29 Desember 2015
Assalamualaikum wr wb.
Segala puji milik Allah dzat yang
memberikan nikmat kepada hambaNya tanpa mampu dihitung oleh angka. Sholawat serta salam semoga terus
terhaturkan kehadirat nabi Muhammad SAW, dan semoga saja kita kelak mendapatkan
syafaatnya.
Bagaimana kabar ibu-ibu semua? Semoga Allah selalu memberkahi kita semua.
Dalam kesempatan yang lalu ada
pertanyaan tentang bid'ah yang belum saya jawab, dan malam ini saya ingin
menjawabnya dan sekaligus bid'ah akan menjadi tema kajian kita malam ini.
Saya sadar bahwa bid'ah adalah
tema yang sangat luas dan pelik, dan mungkin saja tidak akan cukup waktunya untuk kita mendiskusikannya
kalau hanya sebatas satu jam dua jam saja, namun walaupun begitu saya ingin
mencoba mendiskusikan hal ini, semoga saja bisa memberikan pencerahan untuk
kita semua, dan saya berharap bahasan tentang bid'ah ini akan memberikan kita
cakrawala yang lebih luas dalam memahami perbedaan padangan dalam dunia Islam,
bukan justru kita terjebak dalam kotak kecil yang selalu menuduh muslim lain
sebagai ahli bid'ah.
Secara bahasa bid'ah adalah
bahasa Arab yang berasal dari akar kata bada'a yang berarti sesuatu yang baru
dan belum ada sebelumnya. Namun dalam pengertian syar'i,
mungkin lebih tepat saya sebut dalam pandangan fiqih, ternyata ulama
berbeda pendapat dalam mendifinisikan bid'ah itu sendiri.

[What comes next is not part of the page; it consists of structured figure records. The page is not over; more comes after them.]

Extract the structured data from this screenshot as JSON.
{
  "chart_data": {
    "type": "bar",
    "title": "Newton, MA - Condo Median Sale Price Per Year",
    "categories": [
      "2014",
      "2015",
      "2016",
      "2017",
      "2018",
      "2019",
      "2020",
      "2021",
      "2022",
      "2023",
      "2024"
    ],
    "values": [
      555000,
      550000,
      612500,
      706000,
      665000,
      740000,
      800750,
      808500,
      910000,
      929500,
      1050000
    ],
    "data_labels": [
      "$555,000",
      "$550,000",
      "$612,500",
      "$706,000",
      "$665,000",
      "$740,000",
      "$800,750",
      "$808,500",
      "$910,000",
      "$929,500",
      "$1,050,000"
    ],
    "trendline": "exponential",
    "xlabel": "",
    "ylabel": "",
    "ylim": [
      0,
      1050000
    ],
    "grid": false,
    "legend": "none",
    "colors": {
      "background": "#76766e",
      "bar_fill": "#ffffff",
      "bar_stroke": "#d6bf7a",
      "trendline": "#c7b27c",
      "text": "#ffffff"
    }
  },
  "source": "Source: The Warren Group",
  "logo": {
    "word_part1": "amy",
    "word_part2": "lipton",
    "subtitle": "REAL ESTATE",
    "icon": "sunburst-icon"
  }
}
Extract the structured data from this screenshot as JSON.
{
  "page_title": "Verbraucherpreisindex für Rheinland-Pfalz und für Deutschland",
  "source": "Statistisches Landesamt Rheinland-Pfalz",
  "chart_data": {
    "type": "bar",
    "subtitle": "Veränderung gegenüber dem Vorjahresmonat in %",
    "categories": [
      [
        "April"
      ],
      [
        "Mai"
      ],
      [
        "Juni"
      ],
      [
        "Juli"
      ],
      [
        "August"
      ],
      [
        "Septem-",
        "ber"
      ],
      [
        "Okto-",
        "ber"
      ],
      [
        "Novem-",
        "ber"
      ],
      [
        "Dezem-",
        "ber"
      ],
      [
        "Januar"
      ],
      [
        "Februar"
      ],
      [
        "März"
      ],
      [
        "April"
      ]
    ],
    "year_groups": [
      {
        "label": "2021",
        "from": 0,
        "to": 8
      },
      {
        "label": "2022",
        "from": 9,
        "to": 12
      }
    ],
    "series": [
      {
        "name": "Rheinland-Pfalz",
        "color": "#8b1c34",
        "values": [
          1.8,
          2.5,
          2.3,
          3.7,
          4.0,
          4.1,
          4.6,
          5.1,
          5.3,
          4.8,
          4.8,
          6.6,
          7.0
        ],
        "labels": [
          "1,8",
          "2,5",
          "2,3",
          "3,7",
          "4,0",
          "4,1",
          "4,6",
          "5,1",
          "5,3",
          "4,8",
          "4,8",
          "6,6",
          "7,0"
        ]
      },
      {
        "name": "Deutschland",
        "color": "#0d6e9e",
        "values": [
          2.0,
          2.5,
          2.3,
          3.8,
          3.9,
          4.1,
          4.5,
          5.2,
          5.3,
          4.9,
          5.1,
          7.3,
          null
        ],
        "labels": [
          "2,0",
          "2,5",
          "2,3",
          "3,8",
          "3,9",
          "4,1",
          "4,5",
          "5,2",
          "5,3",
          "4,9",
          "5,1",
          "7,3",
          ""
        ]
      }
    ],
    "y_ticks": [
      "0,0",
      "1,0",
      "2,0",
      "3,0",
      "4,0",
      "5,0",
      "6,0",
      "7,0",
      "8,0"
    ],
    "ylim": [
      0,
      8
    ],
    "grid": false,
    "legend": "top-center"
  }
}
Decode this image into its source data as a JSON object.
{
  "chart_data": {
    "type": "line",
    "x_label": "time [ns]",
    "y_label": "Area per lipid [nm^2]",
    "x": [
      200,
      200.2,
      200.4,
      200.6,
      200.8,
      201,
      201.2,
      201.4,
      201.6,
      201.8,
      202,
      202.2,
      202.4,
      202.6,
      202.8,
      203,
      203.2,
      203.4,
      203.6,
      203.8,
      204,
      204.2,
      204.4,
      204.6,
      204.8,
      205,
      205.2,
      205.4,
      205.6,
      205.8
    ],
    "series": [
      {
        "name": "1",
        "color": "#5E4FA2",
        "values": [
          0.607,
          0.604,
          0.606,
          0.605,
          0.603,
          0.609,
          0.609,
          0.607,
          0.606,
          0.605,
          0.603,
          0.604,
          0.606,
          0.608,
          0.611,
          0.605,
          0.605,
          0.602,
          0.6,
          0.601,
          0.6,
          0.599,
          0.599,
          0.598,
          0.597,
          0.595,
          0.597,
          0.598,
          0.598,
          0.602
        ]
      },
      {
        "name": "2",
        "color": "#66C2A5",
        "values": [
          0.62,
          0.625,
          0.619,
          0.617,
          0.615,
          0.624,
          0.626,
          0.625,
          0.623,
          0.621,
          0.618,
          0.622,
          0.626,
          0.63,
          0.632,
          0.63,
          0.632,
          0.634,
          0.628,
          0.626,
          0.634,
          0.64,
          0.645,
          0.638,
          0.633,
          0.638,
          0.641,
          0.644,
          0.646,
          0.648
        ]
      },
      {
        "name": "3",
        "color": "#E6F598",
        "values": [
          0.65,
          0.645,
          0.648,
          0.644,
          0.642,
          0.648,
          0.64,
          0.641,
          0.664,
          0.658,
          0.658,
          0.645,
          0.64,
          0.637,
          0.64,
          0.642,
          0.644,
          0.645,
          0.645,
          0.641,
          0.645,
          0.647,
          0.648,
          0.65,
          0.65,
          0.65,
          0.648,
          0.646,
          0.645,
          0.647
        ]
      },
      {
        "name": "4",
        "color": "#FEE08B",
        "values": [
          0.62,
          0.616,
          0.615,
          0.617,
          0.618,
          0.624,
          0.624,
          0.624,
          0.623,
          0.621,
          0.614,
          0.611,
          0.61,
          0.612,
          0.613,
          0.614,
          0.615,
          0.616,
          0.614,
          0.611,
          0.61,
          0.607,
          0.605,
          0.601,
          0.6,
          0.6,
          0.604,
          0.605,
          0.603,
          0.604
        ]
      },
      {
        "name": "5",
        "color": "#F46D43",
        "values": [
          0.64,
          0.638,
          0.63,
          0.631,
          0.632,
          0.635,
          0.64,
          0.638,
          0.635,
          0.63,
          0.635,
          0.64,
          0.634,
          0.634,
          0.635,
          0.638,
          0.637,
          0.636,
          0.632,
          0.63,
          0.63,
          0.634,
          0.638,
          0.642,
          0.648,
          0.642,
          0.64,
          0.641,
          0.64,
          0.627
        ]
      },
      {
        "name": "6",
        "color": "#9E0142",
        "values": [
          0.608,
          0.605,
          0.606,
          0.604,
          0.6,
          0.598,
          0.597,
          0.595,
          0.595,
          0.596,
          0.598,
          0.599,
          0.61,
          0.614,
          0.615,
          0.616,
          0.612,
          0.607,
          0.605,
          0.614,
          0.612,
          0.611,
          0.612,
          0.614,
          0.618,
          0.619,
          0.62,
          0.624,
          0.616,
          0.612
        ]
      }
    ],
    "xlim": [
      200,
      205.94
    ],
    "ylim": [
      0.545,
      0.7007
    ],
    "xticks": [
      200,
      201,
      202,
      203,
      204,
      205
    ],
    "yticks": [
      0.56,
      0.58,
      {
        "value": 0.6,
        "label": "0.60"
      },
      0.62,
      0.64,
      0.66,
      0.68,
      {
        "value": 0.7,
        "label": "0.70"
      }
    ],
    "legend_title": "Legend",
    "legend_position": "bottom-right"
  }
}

Secara garis besar, ada dua
kelompok yang berbeda dalam memahami apa itu bid'ah. Dan disini saya menyebutnya dengan sebutan, pertama :
kelompok berpendangan ketat, dan kedua kelompok berpandangan moderat. Kelompok pertama yang
berpandangan ketat, mereka mendefinisikan bid'ah sebagai segala sesuatu yang
tidak ada di zaman Rasulullah, lalu muncul kemudian, dan hukumnya ada sesat. Mereka memandang bahwa semua yang
ada saat ini, dan tidak ada contoh dari Rasulullah adalah bid'ah dan hukumnya sesat. Mereka berdalil dengan hadits
berikut : "Sesungguhnya sebaik-baik
perkataan adalah Al-Qur’an dan sebaik-baik petunjuk adalah petunjuk Muhammad,
dan seburuk-buruk perkara adalah perkara-perkara yang baru dan semua bid’ah
adalah kesesatan” (HR Muslim no 2042). Dalam riwayat hadits lain redaksi
terakhir hadits ini adalah "Dan semua perkara yang baru adalah bid’ah dan
seluruh bid’ah adalah kesesatan dan seluruh kesesatan di neraka” (HR An-Nasaai
no 1578). Bisa kita perhatikan dalam hadits
diatas bahwa semua yang baru, artinya yang tidak ada dizaman Rasulullah namun
muncul sekarang adalah bid'ah, dan bid'ah sesat, dan setiap kesesatan akan
dineraka. Berkat cara mendefiniskan bid'ah
seperti itu mengakibatkan cara pandang mereka dengan mudah akan melabeli semua
hal yang mereka nilai tidak berlandaskan contoh dan dalil dari Rasulullah
sebagai bid'ah. Dan ini bisa kita lihat ada yang
mengatakan bahwa tahlilan, dua azan saat sholat jumat, takbir keliling menyambut
idul fitri atau idul adha, membaca takbir dengan speaker di masjid-masjid malam
lebaran, tadarusan sepanjang malam ramadhan dan sebagainya sebagi bid'ah,
karena mereka tidak menemukan Rasulullah melakukan hal itu semua. Pandangan kebid'ahan atas hal-hal
diatas itu karena definisi bid'ah yang terlalu ketat.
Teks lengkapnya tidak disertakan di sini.